A love for reality

Michaël Samyn, May 12, 2012

A very important aspect of my work for me has nothing to do with games, or stories or any sort of meaning. It’s actually an attempt at expressing a love for reality. Reality how I find it, how I observe it. Not reality as in truth, or How Things Really Are. But the much more modest every day wonders of existence on this planet.

A fleck of dust that flies up when I pass by, the way our hallway smells of wood, the light playing with the leaves of the trees in the park, rain drops sinking into warm stone tiles, a blackbird perched on the highest chimney in the street singing its strangely random tune, the sound of church bells on Sunday morning.

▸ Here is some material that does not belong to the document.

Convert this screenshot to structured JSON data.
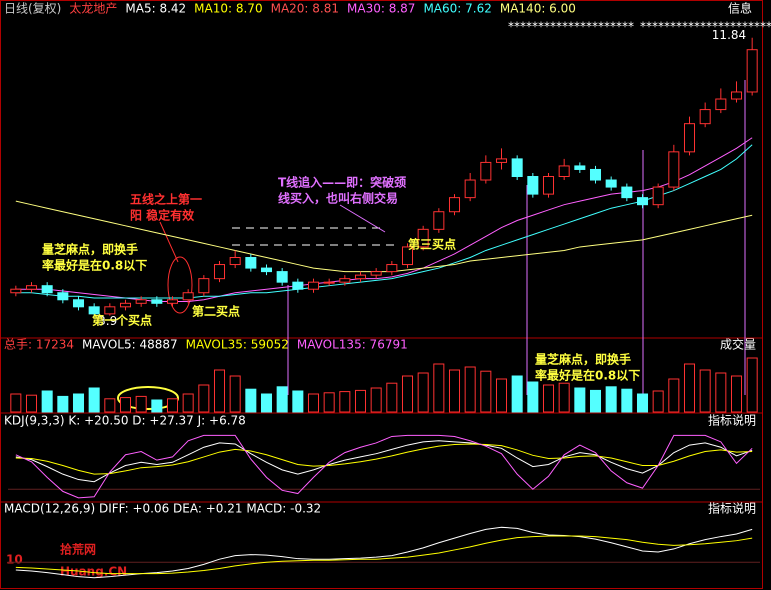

And it’s not even because of the beauty of these things. It’s much more basic. It’s a sort of love, with a touch of grattitude perhaps. That’s what motivates most of my work: to pay homage to reality as it exists, to existence itself, freed from meaning, from purpose. And yes, in my work, I think the love I feel for reality is translated in the attempt to create beauty. But beauty was not the driving force, merely an expression of love.

This is probably why I like realtime 3D so much. It’s the technology that is best equipped to create reality in. Not just how things look, but the events in their entirety, what they feel like, and how things respond to my presence. One of my greatest joys in Bientôt l’été, for instance is to run towards the seagulls standing at the shoreline and make them fly away. It’s such a real thing, such an understandable thing. We know this to be a manifestation of life on earth. If the gulls would not fly away, it would feel weird -or if we would not feel inclined to run towards them, equally so, perhaps.

There’s no message here, no meaning. Just a love for reality.